- O Globo
Bolsonaro alimenta a fuga de capitais do Brasil, pela capacidade inesgotável de produzir crises. Real é a moeda que mais perde valor
O presidente Jair Bolsonaro eleva o risco de investir no Brasil. A crise da saúde, as turbulências diárias que ele cria, os ataques às instituições democráticas, tudo tem sido colocado na balança pelo investidor estrangeiro, que sairá desta crise com uma desconfiança ainda maior sobre a economia brasileira. O real é a moeda que mais se desvaloriza este ano e ontem o dólar bateu novo recorde nominal. O grau de investimento ficou mais distante, com a perspectiva negativa na nota de crédito do governo pela agência Fitch. O risco-país saiu de 100 para 350 pontos de dezembro para cá. O que diferencia o Brasil de outros emergentes é a capacidade do presidente Jair Bolsonaro de produzir crises políticas constantes.
O dólar disparou 47% este ano, em relação ao real, saindo de R$ 4,01 no dia 31 de dezembro para R$ 5,90 no fechamento de ontem. Na média, explica a economista-chefe do banco Ourinvest, Fernanda Consorte, a valorização sobre as moedas de países exportadores de commodities está em torno de 15%. Ou seja, há um fator de risco que diferencia o Brasil de outros emergentes.
— Tem a recessão da pandemia, que é comum a todos. A queda dos juros, também, porque o BC brasileiro reduziu a Selic, mas outros países também baixaram. O que só existe no Brasil é o componente político. É a queda de braço do executivo com o Congresso, do governo federal com estados e municípios. A demissão do Mandetta, agora do Sergio Moro — explica Consorte.
Em geral, essa é a avaliação feita entre os economistas, a de que o presidente em si, com sua inesgotável capacidade de criar conflitos, até dentro de sua própria administração, é um ponto desfavorável num momento em que há um nítido movimento de aversão ao risco. Com tantas incertezas, o capital corre para título americano, ouro, moedas fortes e sai de mercados emergentes. Para fugir do Brasil há uma razão a mais: o presidente faz uma direção temerária do país em meio a uma pandemia e uma recessão. Houve muita saída de capital externo, principalmente da bolsa, desde o começo do governo, quando ficou claro que ele continuava apostando na polarização extrema. Esse movimento se acentua este ano. No pregão da segunda-feira, saíram R$ 711 milhões, maio já está negativo em R$ 4 bilhões e no ano a saída é de R$ 73 bilhões. A bolsa subiu no ano passado, mas impulsionada basicamente por investidores locais.
Para haver a volta do investimento, só se ocorresse o cenário de retomada da agenda de reformas, com mais protagonismo dos presidentes da Câmara e do Senado, como no ano passado.
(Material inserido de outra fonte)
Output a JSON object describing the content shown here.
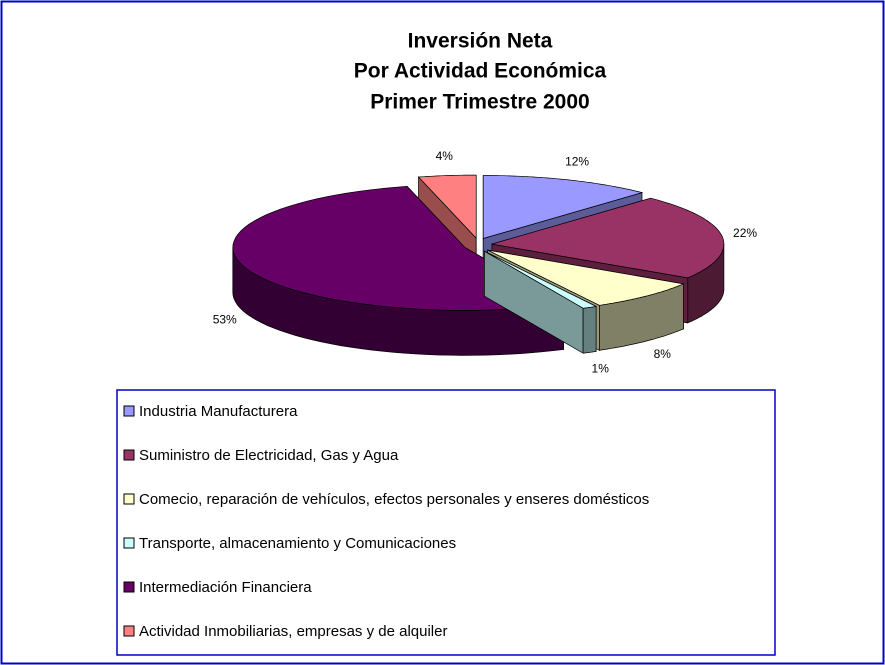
{
  "chart_data": {
    "type": "pie3d",
    "title": [
      "Inversión Neta",
      "Por Actividad Económica",
      "Primer Trimestre 2000"
    ],
    "categories": [
      "Industria Manufacturera",
      "Suministro de Electricidad, Gas y Agua",
      "Comecio, reparación de vehículos, efectos personales y enseres domésticos",
      "Transporte, almacenamiento y Comunicaciones",
      "Intermediación Financiera",
      "Actividad Inmobiliarias, empresas y de alquiler"
    ],
    "values": [
      12,
      22,
      8,
      1,
      53,
      4
    ],
    "value_labels": [
      "12%",
      "22%",
      "8%",
      "1%",
      "53%",
      "4%"
    ],
    "colors": [
      "#9999ff",
      "#993366",
      "#ffffcc",
      "#ccffff",
      "#660066",
      "#ff8080"
    ]
  }
}
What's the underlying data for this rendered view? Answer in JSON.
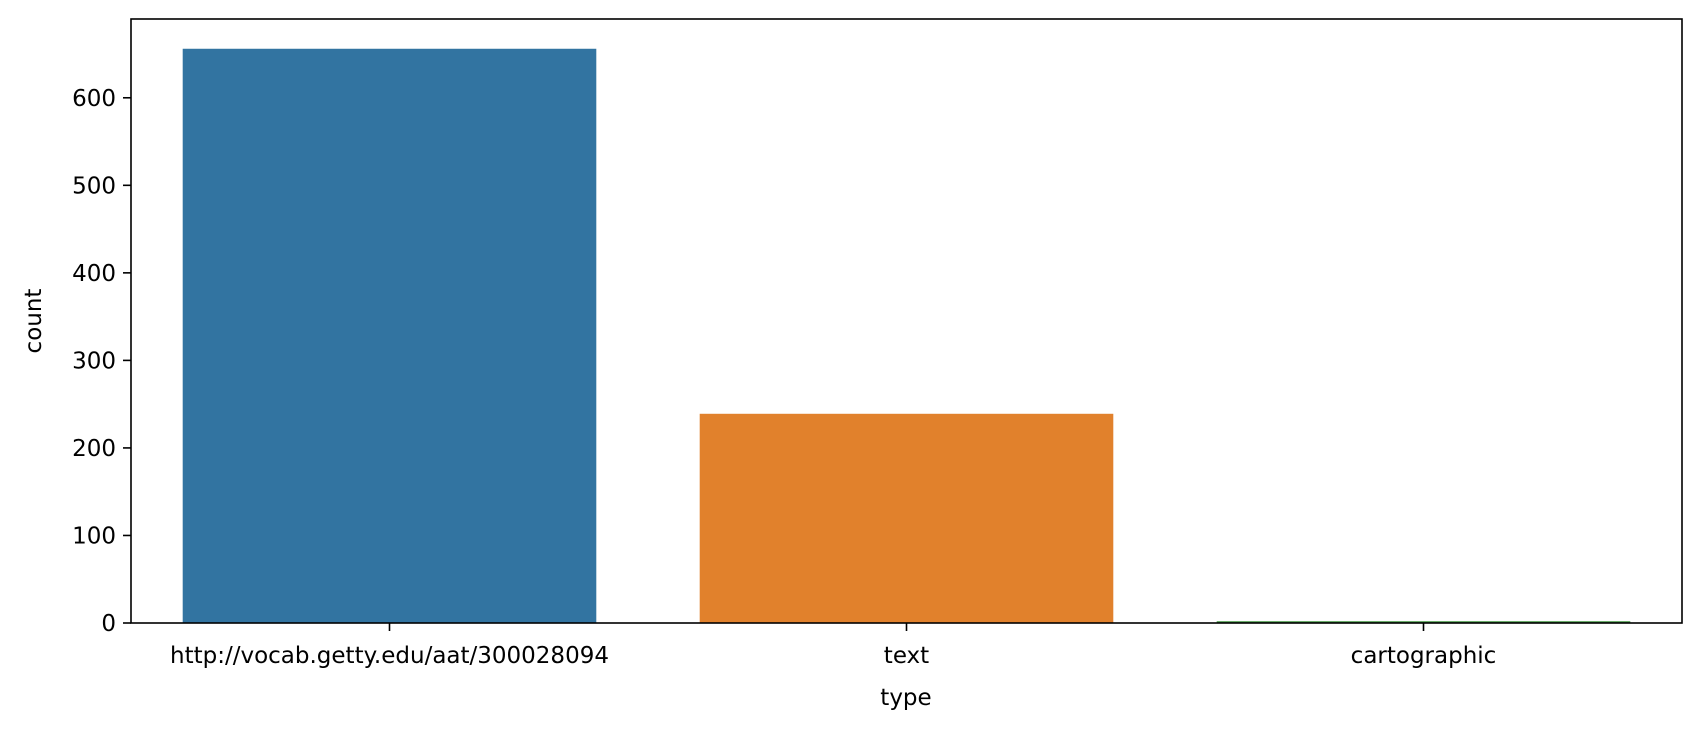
{
  "chart_data": {
    "type": "bar",
    "title": "",
    "xlabel": "type",
    "ylabel": "count",
    "categories": [
      "http://vocab.getty.edu/aat/300028094",
      "text",
      "cartographic"
    ],
    "values": [
      656,
      239,
      2
    ],
    "colors": [
      "#3274a1",
      "#e1812c",
      "#3a923a"
    ],
    "ylim": [
      0,
      690
    ],
    "yticks": [
      0,
      100,
      200,
      300,
      400,
      500,
      600
    ],
    "grid": false,
    "legend": "none"
  }
}
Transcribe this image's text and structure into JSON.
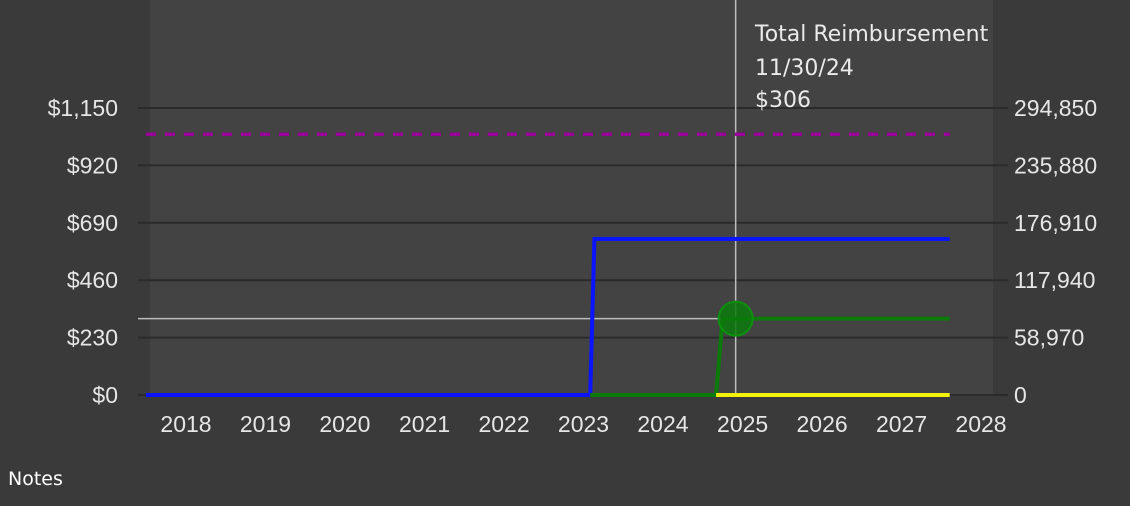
{
  "chart_data": {
    "type": "line",
    "x_range": [
      "2017-07-01",
      "2028-01-01"
    ],
    "x_ticks": [
      "2018",
      "2019",
      "2020",
      "2021",
      "2022",
      "2023",
      "2024",
      "2025",
      "2026",
      "2027",
      "2028"
    ],
    "y_left": {
      "range": [
        0,
        1150
      ],
      "ticks": [
        0,
        230,
        460,
        690,
        920,
        1150
      ],
      "tick_labels": [
        "$0",
        "$230",
        "$460",
        "$690",
        "$920",
        "$1,150"
      ]
    },
    "y_right": {
      "range": [
        0,
        294850
      ],
      "ticks": [
        0,
        58970,
        117940,
        176910,
        235880,
        294850
      ],
      "tick_labels": [
        "0",
        "58,970",
        "117,940",
        "176,910",
        "235,880",
        "294,850"
      ]
    },
    "grid": true,
    "series": [
      {
        "color": "#0a14ff",
        "style": "solid",
        "points": [
          [
            "2017-07-01",
            0
          ],
          [
            "2023-02-01",
            0
          ],
          [
            "2023-02-20",
            625
          ],
          [
            "2027-08-10",
            625
          ]
        ]
      },
      {
        "color": "#0b7a0b",
        "style": "solid",
        "points": [
          [
            "2023-02-01",
            0
          ],
          [
            "2024-09-01",
            0
          ],
          [
            "2024-10-01",
            306
          ],
          [
            "2027-08-10",
            306
          ]
        ]
      },
      {
        "color": "#f2f20a",
        "style": "solid",
        "points": [
          [
            "2024-09-01",
            0
          ],
          [
            "2027-08-10",
            0
          ]
        ]
      },
      {
        "color": "#990099",
        "style": "dashed",
        "points": [
          [
            "2017-07-01",
            1045
          ],
          [
            "2027-08-10",
            1045
          ]
        ]
      }
    ],
    "tooltip": {
      "title": "Total Reimbursement",
      "date_label": "11/30/24",
      "value_label": "$306",
      "x": "2024-11-30",
      "y": 306
    }
  },
  "notes_label": "Notes"
}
Outro cenário seria o início de um processo de impedimento do presidente Jair Bolsonaro, que traria instabilidade no curto prazo, mas que poderia desanuviar o ambiente à frente.
— Alguma coisa vai ter que mudar depois da pandemia. Do contrário, não haverá investimento externo. A saída mais extrema, que seria o impeachment, balançaria as estruturas no curto prazo, mas o país passou por isso recentemente e deu certo. Talvez o mercado se acalme porque não será um evento novo — disse Consorte.
A agência Fitch, que na última semana colocou a nota da dívida soberana sob viés negativo, chamou de “volátil” a relação do Executivo com o Congresso e afirmou que esses “constantes atritos” reduziram a previsibilidade econômica e as perspectivas de reformas. A dívida bruta do governo vai disparar com os gastos emergenciais para lidar com a crise, e isso significa que o esforço fiscal terá que ser maior do que o projetado no início do governo Bolsonaro. As denúncias de interferência na Polícia Federal, feitas pelo ex-ministro Sergio Moro, “contaminaram” ainda mais o ambiente político, na visão da Fitch.
A imprensa internacional tem feito corrosivos comentários sobre a presidência de Jair Bolsonaro. O jornal “Washington Post”, em editorial, apontou Bolsonaro como o pior gestor da pandemia. A revista “Economist” chegou a falar em “insanidade” do presidente brasileiro. Uma das mais renomadas revistas científicas do mundo, a “Lancet”, escreveu que Bolsonaro é uma ameaça ao combate à Covid-19. O “Financial Times”, em editorial, falou que Bolsonaro está em processo de autodestruição. Toda essa exposição negativa do presidente brasileiro afeta a escolha do local para se investir. O risco Bolsonaro pesa sobre o próprio Brasil.